= Glycosylamine =

Glycosyl group attached to an amino group

Cyclic hemiaminal ether bond derived from an aldehyde

Glycosylamines are a class of biochemical compounds consisting of a glycosyl group attached to an amino group, -NR_{2}. They are also known as N-glycosides, as they are a type of glycoside. Glycosyl groups can be derived from carbohydrates. The glycosyl group and amino group are connected with a β-N-glycosidic bond, forming a cyclic hemiaminal ether bond (α-aminoether).

Examples include nucleosides such as adenosine.

== Roles of Glycosylamines ==
Glycosylamine has many roles in biochemistry, such as synthesis in pharmaceutical compounds and forming enzymes, but one of the most important is to play as intermediates in biosignaling.

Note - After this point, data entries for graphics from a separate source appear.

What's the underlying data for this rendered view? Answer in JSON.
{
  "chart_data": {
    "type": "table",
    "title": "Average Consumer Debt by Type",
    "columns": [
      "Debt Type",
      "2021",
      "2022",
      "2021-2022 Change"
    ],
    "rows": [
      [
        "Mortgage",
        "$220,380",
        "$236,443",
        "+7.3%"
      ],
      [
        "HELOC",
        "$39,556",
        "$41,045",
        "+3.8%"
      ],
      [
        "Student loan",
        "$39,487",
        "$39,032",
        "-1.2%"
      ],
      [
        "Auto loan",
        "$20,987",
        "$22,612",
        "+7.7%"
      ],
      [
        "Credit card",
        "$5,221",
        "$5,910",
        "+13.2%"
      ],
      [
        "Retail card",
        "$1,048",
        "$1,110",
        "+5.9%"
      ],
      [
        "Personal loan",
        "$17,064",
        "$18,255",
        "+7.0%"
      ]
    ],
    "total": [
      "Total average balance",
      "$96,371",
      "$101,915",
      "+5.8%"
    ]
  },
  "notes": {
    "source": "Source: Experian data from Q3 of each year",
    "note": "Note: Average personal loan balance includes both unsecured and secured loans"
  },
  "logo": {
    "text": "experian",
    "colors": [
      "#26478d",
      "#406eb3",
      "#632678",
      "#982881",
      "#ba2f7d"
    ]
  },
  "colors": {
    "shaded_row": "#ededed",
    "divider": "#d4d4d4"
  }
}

Carbohydrates function in important biological events, such as glycolysis, signal transduction, and other biochemical pathways. Glycosylamine is a sugar-related derivative where the anomeric oxygen of Glycoside has been replaced by nitrogen. They are specifically known for being small N-glycosyl mimics of glycosides, which aid in blocking enzymes that act on glycosides. Some of the N-glycosyl compounds undergo mutarotation, where they reorder themselves to an tautomeric open-chain imine. Then, they react with many carbon nucleophiles to yield 1,2-syn or 1,2-antiaminoalditols as products. 1,2-syn or 1,2-anti aminoalditols are stereoisomeric derivatives of alditols and they are made by adding carbon nucleophiles to chemical compounds that have nitrogen/carbon double bonds, which are also known as Imines.

Iminosugars function as a crucial class of carbohydrate mimics, but they are unstable. However, iminosugar-C-glycosides are very stable and they can inhibit many glycosidases, and one of its most significant methodological application is the addition of C-Nu to N-glycosylamines. When creating imino-C-glycosyl compounds, the N-tert-butanesulfinyl glycosylamines are a more flexible artificial intermediate and have contributed to the stability of the molecule.

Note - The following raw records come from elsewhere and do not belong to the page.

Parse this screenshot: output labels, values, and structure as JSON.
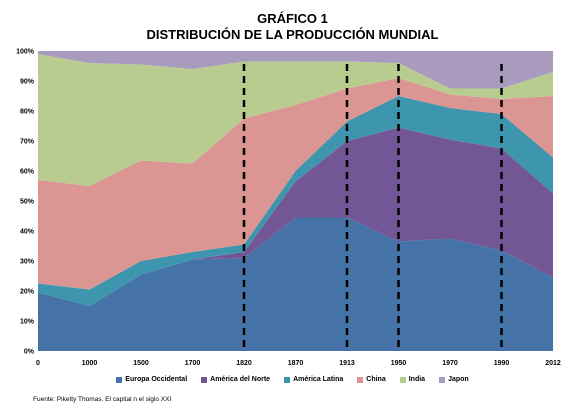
{
  "title_line1": "GRÁFICO 1",
  "title_line2": "DISTRIBUCIÓN DE LA PRODUCCIÓN MUNDIAL",
  "source": "Fuente: Piketty Thomas.  El capital n el siglo XXI",
  "chart_data": {
    "type": "area",
    "stacked": true,
    "percent": true,
    "categories": [
      "0",
      "1000",
      "1500",
      "1700",
      "1820",
      "1870",
      "1913",
      "1950",
      "1970",
      "1990",
      "2012"
    ],
    "y_ticks": [
      "0%",
      "10%",
      "20%",
      "30%",
      "40%",
      "50%",
      "60%",
      "70%",
      "80%",
      "90%",
      "100%"
    ],
    "ylim": [
      0,
      100
    ],
    "vertical_markers": [
      "1820",
      "1913",
      "1950",
      "1990"
    ],
    "legend_position": "bottom",
    "series": [
      {
        "name": "Europa Occidental",
        "color": "#4572A7",
        "values": [
          19.5,
          15,
          25.5,
          30.5,
          31,
          44.5,
          44.5,
          36.5,
          37.5,
          33.5,
          24.5
        ]
      },
      {
        "name": "América del Norte",
        "color": "#735696",
        "values": [
          0,
          0,
          0,
          0,
          2,
          12,
          25.5,
          38,
          33,
          34,
          28
        ]
      },
      {
        "name": "América Latina",
        "color": "#3D96AE",
        "values": [
          3,
          5.5,
          4.5,
          2.5,
          2.5,
          3.5,
          6.5,
          10.5,
          10.5,
          11.5,
          12
        ]
      },
      {
        "name": "China",
        "color": "#DB9592",
        "values": [
          34.5,
          34.5,
          33.5,
          29.5,
          42,
          22,
          11,
          6,
          4.5,
          5,
          20.5
        ]
      },
      {
        "name": "India",
        "color": "#B8CC90",
        "values": [
          42,
          41,
          32,
          31.5,
          19,
          14.5,
          9,
          5,
          2,
          3.5,
          8
        ]
      },
      {
        "name": "Japon",
        "color": "#A99BBD",
        "values": [
          1,
          4,
          4.5,
          6,
          3.5,
          3.5,
          3.5,
          4,
          12.5,
          12.5,
          7
        ]
      }
    ]
  }
}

Another one of glycosylamine's roles in biochemistry is to act as an intermediate in the Maillard reaction. That reaction is what happens when amino acids and reducing sugars interact as food gets heated at higher temperatures. Initially, the carbonyl of a reducing sugar and amino group of an amino acid react together as a condensation reaction, leaving N-glycosylamine as a product and that gets dehydrated to create a Schiff base.

A Schiff base can rearrange into an Amadori rearrangement compound, which is a more stable compound. The molecules that are a part of this arrangement can exist as glycosylamines or open-chain Schiff bases, and they get converted to 1-deoxy-2-keto-sugar derivatives primarily through N-glycosylamino acids.